Throughout the Old Testament, God often reminded His children to remember His mighty acts on their behalf. Sometimes visible memorials were set up to facilitate their recall, such as the pile of stones taken from the middle of the Jordan River when God held back the waters to allow them to enter the Promised Land (Joshua:4:6). This extraordinary event really happened, and God desired them to remember it forever. He based important commands on true events, not myths.
But there were greater events in history that God most often used as an impetus to praise, faith, and trust. These He expressly wanted us to remember.
Commemoration of the Exodus was primarily intended for Israel, His chosen people. They had fallen into cruel slavery in Egypt, yet had been delivered and molded into a great nation. Often they were told: "Remember that thou wast a servant in the land of Egypt, and that the Lord thy God brought thee out thence through a mighty hand and by a stretched out arm" (Deuteronomy:5:15).
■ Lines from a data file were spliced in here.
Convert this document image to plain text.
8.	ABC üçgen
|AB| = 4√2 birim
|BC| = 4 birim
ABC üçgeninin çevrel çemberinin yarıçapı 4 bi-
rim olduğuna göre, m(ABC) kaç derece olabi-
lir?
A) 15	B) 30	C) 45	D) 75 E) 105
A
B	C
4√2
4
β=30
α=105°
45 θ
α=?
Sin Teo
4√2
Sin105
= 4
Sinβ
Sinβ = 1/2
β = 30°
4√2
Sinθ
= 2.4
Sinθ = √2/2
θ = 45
Unfortunately, many scholars today -- even Israelis and evangelicals -- deny this event actually took place. The seeming disharmony of biblical history with secular Egyptian chronology as established by archaeology causes most scholars to fully discount Scripture.
At a recent archaeological convention, Jewish lecturers taught that the nation of Israel has no recorded history. Attendees rightly asked, "If the Exodus isn't history, then who are we? What right do we have to exist?" God had told them to remember, but many have forgotten.
Here's the dilemma. If the Exodus and Israeli history are mythological, how can they be remembered? Only true events can be remembered. If God has based His commands on myth--which are not to be taken as literal truth--then evidently they are not to be obeyed either.